As Putin grows more desperate, Ukraine will become less livable, and more and more refugees will pour over the border. So we are preparing for their arrival, despite the local salt shortage and kashrut problems with Moldovan milk. It would help if the Israeli government got its bureaucratic act together, quadrupling the number of consular officers in Kishinev, and lowering standards for entry into Israel during wartime.

I’m not one for American-style contempt for the purely theoretical. When I’m not in Kishinev, I’m getting an M.A. in philosophy and studying in yeshiva. I’ve wanted to be an academic for some time.  Whenever a friend or family member questions how I spend my days, I smile and think about Aristotle’s defense of the contemplative life—to say nothing of the Jewish tradition’s veneration of learning for the sake of learning..
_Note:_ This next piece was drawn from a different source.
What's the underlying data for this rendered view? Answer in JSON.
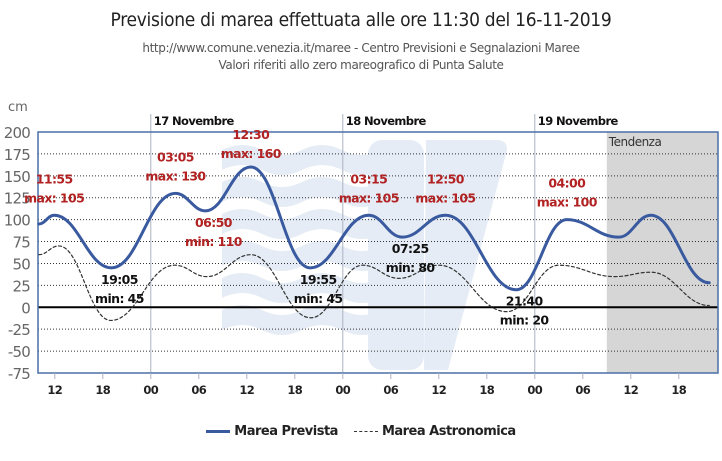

Philosophy will remain the center of my intellectual life; Torah study the center of my religious life. But today I bought a kid who just lost his home green Skechers and he beamed at me and thanked me in broken English. I once claimed to my brother to have solved the theological problem of evil. Well, he said, now there’s just actual evil left. Reasonable people can dispute my philosophical arguments. But it’s a certainty that the world is way better off with one more boy who’s Israel-bound in a new pair of sneakers.